I always felt that the idea refactoring is good was a sham. Our second bedroom for the longest time was my wife’s craft room. There was a big desk, and several other pieces of furniture. We installed shelves in various places, and generally the room had a certain amount of clutter to it. If I continued my dream of learning wood working, I might have wired the room for some wood working equipment.
Then my wife got pregnant, so we “refactored” the room. We had always expected to have a child, but never knew when that would happen. It became a real pain to change the room into a baby room. Clutter had to be removed, walls pained, furniture given away. Had we given the room more thought about its purpose and layout, the work to change it to a baby room would have been significantly less.
In other words, refactoring is the result of poor planning and poor design. How can poor planning be a good thing? I suppose in the modern world of “Agile” development using XP practices, down is up, and up is down.
After reading a paper by Koru and Emam about the “Theory of Relative Dependency” (IEEE Issue 99), got me thinking about refactoring and TDD in particular.
The paper was a study on many open source projects showing that for large scale systems, higher coupling was concentrated on smaller modules, and that smaller modules had a proportionally higher concentration of defects than larger ones. They also showed that refactoring exacerbates this coupling.
The TDD culture celebrates refactoring. The Test-Code-Refactor cycle is supposed to be lighting short. Empirical studies such as those by Janzen and Saledian do show that TDD does result is smaller modules with higher parameter “fan in”. Do you see where I am going? If you do, keep reading!
Koru and Eman recommended that agile software shops concentrate their QA and testing on these smaller components instead of the large ones because, duh, they have higher defect rates.

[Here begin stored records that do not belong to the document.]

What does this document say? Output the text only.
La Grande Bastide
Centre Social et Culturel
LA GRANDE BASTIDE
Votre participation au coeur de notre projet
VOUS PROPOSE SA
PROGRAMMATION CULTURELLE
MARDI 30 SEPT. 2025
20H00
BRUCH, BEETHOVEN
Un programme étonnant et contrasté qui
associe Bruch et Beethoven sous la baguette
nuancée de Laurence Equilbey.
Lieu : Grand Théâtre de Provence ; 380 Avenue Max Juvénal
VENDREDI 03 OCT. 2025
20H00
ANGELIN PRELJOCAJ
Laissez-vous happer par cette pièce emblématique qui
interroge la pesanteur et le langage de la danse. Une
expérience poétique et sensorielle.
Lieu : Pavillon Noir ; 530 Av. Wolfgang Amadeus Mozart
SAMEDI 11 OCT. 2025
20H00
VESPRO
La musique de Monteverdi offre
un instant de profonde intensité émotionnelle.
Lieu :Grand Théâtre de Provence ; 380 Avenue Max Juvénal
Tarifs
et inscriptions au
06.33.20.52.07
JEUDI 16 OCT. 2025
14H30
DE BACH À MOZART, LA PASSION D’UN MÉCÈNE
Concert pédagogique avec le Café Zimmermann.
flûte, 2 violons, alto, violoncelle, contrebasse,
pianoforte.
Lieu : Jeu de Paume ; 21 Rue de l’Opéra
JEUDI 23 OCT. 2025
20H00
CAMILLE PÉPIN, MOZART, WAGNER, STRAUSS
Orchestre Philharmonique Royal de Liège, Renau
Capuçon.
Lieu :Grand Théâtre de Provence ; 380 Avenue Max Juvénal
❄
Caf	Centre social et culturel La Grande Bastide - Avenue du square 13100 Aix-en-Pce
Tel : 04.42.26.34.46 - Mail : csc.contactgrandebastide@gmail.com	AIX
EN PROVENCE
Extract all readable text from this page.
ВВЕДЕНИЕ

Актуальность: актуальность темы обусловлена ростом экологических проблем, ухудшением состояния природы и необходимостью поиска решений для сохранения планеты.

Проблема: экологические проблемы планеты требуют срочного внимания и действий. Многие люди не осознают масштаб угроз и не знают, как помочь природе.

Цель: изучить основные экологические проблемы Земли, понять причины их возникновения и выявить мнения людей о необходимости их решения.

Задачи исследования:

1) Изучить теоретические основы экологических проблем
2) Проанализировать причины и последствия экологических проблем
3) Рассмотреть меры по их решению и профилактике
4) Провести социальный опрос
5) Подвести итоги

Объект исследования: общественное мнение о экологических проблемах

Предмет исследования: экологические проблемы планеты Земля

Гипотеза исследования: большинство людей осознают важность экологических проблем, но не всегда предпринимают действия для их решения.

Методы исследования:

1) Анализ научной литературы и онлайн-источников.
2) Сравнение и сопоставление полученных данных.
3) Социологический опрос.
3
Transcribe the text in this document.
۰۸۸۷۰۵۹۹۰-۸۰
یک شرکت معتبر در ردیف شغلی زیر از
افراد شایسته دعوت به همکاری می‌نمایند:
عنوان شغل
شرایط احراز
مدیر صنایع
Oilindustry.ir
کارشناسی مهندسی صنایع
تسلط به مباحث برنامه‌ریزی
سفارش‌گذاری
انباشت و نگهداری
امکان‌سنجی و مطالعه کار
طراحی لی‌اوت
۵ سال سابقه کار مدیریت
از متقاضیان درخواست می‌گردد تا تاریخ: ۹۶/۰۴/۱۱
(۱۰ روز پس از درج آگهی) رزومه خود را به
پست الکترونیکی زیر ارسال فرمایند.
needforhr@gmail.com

What is interesting with TDD is you get into this catch-22. You produce smaller modules and constantly refactor. These smaller modules will typically have higher coupling and defect rates according to Koru and Eman. Therefore you should focus your testing on these smaller modules!
You NEED the tests to sustain such rapid refactoring that TDD embraces. If you took some software designed by TDD and removed the tests, you would be left with many small modules that are highly dependent. This is a difficult design to reason about and change. The software design of these systems will eventually collapse under their own weight.
The unit tests themselves are highly coupled pieces of code! And with a typical one-to-one ratio between unit tests and code, this means half your code is tightly coupled code! Despite what others tell you, unit tests ARE code and they need to be maintained.
This frightens me. This means that any real meaningful refactoring , the cross functional, cross object kind would be almost impossible in a large project employing this approach.
I am trying to keep TDD out of my workplace for this reason. I feel that TDD is used by people as a crutch, as a replacement for thinking. Its friendly to that because you know what you are doing at any moment. “I am writing test now, ok it failed, not I write code, ok it passed, now I refactor, ok now I write more tests”.
Not thinking is built into the process.
For people who need this kind of structure, by all means do TDD. But for those adventurous enough to swim in the mental ether, to think, to feel, to care, avoid it.
A lot of this is speculative on my part and a lot of it is from my own experience with TDD. There are not many studies on TDD and many of those like Janzen and Saledian “Does Test-Driven Development Really Improve Software Design?” have mixed results. James Coplien wrote a great article called “Religion’s Newfound Restraint on Progress” that talks more about TDD and the dogmatic approach people take with it. I highly recommend it.